PAR PHILIPPE LECLERCQ
PHOTOS STÉPHANE MORTAGNE, CHRISTOPHE LEFEBVRE et GERARD BANCKART
Dix ans après son titre historique, le RC Lens, relégable à une journée de la fin, est en passe de vivre des heures exceptionnellement difficiles. On ne voit en effet pas comment cette équipe serait soudain capable de changer le cours de choses qui lui échappent depuis tant de temps. Des coups de gueule, il y en a forcément eu hier soir au sortir de ce match, les uns s'intérrogeant sur les responsabilités des autres. Les joueurs sont-ils les seuls coupables de cette galère ? Certainement pas. Cette saison a été ponctuée de trop d'erreurs pour que la faute ne soit pas partagée.

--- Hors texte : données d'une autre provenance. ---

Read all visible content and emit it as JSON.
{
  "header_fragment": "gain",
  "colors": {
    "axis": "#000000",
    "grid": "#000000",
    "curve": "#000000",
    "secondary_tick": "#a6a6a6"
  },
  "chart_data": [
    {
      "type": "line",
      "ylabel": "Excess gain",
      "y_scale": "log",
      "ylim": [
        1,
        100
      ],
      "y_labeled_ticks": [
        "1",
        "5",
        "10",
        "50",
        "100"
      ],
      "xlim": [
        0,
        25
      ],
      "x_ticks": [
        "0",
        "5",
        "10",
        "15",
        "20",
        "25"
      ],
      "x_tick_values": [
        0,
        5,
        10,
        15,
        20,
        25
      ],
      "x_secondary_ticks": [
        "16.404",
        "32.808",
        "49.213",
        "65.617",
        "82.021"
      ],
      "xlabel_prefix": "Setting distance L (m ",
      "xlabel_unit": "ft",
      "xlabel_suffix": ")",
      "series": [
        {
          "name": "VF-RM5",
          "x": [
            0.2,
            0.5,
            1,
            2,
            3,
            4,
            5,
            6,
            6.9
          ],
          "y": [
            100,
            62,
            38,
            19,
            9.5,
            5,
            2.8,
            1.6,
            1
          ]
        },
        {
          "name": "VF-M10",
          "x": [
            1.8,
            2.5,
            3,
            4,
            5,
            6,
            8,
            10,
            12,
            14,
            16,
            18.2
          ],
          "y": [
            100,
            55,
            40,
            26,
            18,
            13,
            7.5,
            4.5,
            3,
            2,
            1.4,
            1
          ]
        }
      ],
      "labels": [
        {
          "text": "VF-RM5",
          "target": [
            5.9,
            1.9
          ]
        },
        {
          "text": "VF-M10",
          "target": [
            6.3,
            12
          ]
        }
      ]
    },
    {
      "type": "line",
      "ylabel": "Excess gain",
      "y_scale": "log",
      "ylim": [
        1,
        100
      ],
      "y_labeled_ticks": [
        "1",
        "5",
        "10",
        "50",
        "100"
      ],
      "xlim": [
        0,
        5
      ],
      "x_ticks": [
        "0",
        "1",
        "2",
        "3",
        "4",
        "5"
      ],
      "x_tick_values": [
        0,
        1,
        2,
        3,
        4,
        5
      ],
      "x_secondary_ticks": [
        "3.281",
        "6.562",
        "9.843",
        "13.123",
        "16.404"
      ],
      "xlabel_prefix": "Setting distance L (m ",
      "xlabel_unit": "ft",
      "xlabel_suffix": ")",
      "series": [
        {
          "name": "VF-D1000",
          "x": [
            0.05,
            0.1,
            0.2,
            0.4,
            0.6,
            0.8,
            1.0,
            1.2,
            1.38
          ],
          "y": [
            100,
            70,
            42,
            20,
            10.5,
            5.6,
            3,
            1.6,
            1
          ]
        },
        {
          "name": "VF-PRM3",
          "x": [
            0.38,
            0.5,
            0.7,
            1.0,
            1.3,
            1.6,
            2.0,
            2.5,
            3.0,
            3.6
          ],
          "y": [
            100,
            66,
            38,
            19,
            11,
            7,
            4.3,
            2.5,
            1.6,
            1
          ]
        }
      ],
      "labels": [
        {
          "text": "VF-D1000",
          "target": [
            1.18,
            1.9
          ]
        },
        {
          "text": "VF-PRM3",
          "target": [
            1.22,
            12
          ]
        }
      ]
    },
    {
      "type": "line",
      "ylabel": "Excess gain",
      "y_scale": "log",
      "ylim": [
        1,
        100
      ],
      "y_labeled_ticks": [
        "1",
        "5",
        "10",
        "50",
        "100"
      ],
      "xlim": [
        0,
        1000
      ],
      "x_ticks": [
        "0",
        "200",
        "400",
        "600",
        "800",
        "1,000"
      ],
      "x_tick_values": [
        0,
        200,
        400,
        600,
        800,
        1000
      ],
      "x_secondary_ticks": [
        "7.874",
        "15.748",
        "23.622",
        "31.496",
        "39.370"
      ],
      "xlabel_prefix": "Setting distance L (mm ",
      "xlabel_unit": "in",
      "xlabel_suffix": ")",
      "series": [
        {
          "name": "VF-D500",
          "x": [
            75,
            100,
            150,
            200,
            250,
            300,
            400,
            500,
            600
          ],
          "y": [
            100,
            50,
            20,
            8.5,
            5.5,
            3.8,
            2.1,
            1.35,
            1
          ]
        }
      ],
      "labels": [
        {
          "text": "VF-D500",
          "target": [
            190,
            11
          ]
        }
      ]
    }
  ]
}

Gervais Martel a pensé sauver le navire en appelant Daniel Leclercq pour épauler Jean-Pierre Papin. Il n'y avait pas grand monde alors pour douter qu'il s'agissait là d'un coup génial. Le même coup génial que celui imaginé à l'annonce de la venue de Guy Roux en début de saison. Et pourtant.
Prometteur à ses premières heures, le duo Papin-Leclercq a progressivement perdu de sa force. Les résultats sont là pour en témoigner. Deux décideurs, n'était-ce finalement pas trop pour que les bonnes décisions soient prises ? Probablement. Que vont-ils pouvoir faire pour espérer inverser la tendance sur le fil ? Impossible à dire. Aussi, le stade Bollaert sera-t-il comble samedi prochain pour un dernier espoir. Même infime, il faudra le porter jusqu'au bout, jusqu'à le dernière seconde s'il le faut. S'il est encore temps. Et puis, si Lens doit descendre, c'est qu'il n'aura pas mérité de se maintenir, c'est aussi simple que çà. Il sera alors temps de vider les coeurs, les sacs et peut-être plus encore.